The logbook loan lender is given ownership of your car until you fully pay back the loan, although the lender owns the vehicle, you can continue driving it as normal.
Read this guide to learn more about how logbook loans work, how much they cost, what the risks and benefits are, as well as the best alternative loans available if you have bad credit or are looking for short term financing.
Bad credit? Been refused credit in the past? You can still find a loan without resorting to payday lenders
Logbook loans can be more risky than other more mainstream types of secured lending. Should you fail to pay back the loan, the logbook loan lender will take away your vehicle.
On top of this, after repossessing your vehicle, if the logbook loan lender does not get the full amount of the loan back from selling your car then you are still required to pay back the shortfall.
So for example, if you failed to pay back a remaining £1,000 of your loan and the logbook loan lender seized your vehicle and sold it for £800, you would still owe the remaining £200.
Logbook loan lenders can also take you to court to enforce this rule if you fail to comply immediately.
Considering the cost, why do people even take out logbook loans? Many logbook loan lenders would argue that the mainstream lending industry does not cater enough to people who have bad credit and those who need to get hold of some money quickly.
Similarly, payday loans, despite huge interest rates and risky penalty deadlines, have found a gap in the market, which many mainstream lenders have struggled to fill.
Depending on how much your car is worth, you should be able to borrow from around £500 up to around £50,000 from a logbook loan lender.
Many logbook loan lenders are not as likely to lend you the full amount your car is valued at. Therefore, you're more likely to receive less than what your car is valued at, so if you are looking for more than that, then a logbook loan might not be right for you.
In order to take out a logbook loan you need to be the owner of a vehicle valued at over £500 with no finance outstanding on it, although in some cases if there is finance outstanding you can get permission from your existing lender to take out a logbook loan.
When you take out a logbook loan, the lender will ask you for your vehicle registration documents and your vehicle's logbook. These documents prove you are the owner of the car and so this gives the logbook loan lender the right to ownership of your vehicle.
If you do decide to take out a logbook loan be sure to read through the credit agreement carefully so you understand what the payment deadlines are and what the penalties are if you miss a payment.
Ask yourself if you will be able to keep up with the repayments every step of the way, and if there's any chance you might miss one, think about if it's worth the risk of losing your car, and possibly worse.

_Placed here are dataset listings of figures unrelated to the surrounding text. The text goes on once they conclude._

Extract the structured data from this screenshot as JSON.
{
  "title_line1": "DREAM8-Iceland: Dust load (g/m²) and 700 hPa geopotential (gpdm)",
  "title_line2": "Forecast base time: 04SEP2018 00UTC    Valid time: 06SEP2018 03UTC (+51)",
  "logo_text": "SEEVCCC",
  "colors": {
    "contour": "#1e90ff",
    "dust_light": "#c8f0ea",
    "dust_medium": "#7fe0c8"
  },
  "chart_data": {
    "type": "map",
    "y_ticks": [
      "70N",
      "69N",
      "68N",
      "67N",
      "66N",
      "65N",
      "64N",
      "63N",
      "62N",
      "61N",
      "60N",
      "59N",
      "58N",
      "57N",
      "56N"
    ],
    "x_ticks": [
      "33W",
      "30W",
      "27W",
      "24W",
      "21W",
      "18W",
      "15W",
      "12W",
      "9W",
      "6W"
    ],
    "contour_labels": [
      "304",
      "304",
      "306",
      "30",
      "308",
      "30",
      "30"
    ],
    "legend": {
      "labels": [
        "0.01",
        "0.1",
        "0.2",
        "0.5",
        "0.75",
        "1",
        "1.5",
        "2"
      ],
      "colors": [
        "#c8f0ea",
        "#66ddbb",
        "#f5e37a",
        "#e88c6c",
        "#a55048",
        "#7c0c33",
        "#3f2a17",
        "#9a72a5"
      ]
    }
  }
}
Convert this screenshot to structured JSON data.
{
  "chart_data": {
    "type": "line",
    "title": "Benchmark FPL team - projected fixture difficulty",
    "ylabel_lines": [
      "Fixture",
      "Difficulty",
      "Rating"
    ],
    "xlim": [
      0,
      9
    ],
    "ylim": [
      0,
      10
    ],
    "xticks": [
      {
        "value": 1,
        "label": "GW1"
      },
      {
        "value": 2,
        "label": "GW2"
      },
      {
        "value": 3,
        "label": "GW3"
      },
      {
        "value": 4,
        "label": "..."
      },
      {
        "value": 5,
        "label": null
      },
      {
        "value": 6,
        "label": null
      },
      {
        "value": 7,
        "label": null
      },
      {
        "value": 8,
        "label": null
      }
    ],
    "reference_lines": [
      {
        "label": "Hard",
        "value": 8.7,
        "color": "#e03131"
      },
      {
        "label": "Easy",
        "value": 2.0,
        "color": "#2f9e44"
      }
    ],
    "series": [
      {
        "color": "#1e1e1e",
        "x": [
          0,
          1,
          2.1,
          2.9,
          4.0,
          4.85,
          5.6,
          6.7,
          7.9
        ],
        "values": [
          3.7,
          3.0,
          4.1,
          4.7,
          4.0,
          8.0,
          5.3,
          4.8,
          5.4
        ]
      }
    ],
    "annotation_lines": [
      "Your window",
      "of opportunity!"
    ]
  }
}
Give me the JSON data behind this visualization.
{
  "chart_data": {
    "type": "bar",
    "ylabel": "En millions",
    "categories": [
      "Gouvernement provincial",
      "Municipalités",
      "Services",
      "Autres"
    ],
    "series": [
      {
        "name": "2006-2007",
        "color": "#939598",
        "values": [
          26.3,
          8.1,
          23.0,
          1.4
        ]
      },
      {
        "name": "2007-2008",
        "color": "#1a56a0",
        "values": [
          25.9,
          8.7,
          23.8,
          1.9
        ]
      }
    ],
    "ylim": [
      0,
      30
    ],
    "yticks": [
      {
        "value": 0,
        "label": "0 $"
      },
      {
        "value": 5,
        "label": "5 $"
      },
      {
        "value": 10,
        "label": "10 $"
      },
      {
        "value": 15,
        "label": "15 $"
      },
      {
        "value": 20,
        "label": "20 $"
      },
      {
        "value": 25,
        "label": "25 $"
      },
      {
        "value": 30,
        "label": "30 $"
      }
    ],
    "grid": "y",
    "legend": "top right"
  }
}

So long as you meet all of your logbook loan repayments you will still be able to drive your car, but the logbook loan lender will have temporary ownership of the car, until the debt is fully repaid.
Once you have handed over the vehicle documents to your logbook loan lender, you will receive your loan by cheque, which should take a few days to clear at your bank.
Some logbook loan providers are able to offer a quicker service, giving you the loan in cash, but this often comes at an additional fee of up to around 4% of the loan.
Your repayment period on a logbook loan is likely to be around 18 months, but some providers will let you repay the logbook loan earlier.
Make sure you know how the agreement works as some logbook loan lenders will ask you to pay back only the interest for most of the duration of the repayment period, but then ask for the rest back in the last few payments. This means you would need to have saved up your repayments in anticipation of this.
There are some websites that allow you to compare logbook loans, and some websites where you may even be able to get a logbook loan instant quote.
However, when people search for cheap logbook loans, they are unlikely to find what most of us would consider to be 'cheap', be it online or on the high street. Logbook loans are notoriously expensive and come attached with a higher risk than most other types of loans and credit cards.
What's more, you could be paying back more in interest than you initially borrowed when taking out a logbook loan. Many logbook loans have an APR of around 100% to 300%, and sometimes much higher.
Logbook loans are some of the most expensive ways to borrow money, so it's certainly worth your time and money shopping around for a cheaper alternative.
Unsecured personal loans are generally cheaper, but can be harder to get if you have a bad credit score or have had trouble being approved for a loan in the past.
If you are a homeowner then a secured loan still carries a lot of risk, as it means your home could be repossessed if you fail to keep up with repayments, but they are still much cheaper than logbook loans. However, they are more suited if you want to borrow upwards of £10,000.
If you are looking for a cheaper short term financing alternative to logbook loans, then consider taking out a bad credit credit card as the lenders are more likely to accept people who have been rejected before.
Alternatively, ask your bank to see if they will give you an overdraft with more flexible terms or take a look at our bad credit loans comparison table.
The last thing you want is to be straddled with debt you may not be able to afford six months or 12 months down the line, and then to have your car seized, so do your research and read up on our guides on how to improve your credit score before even thinking about comparing logbook loans.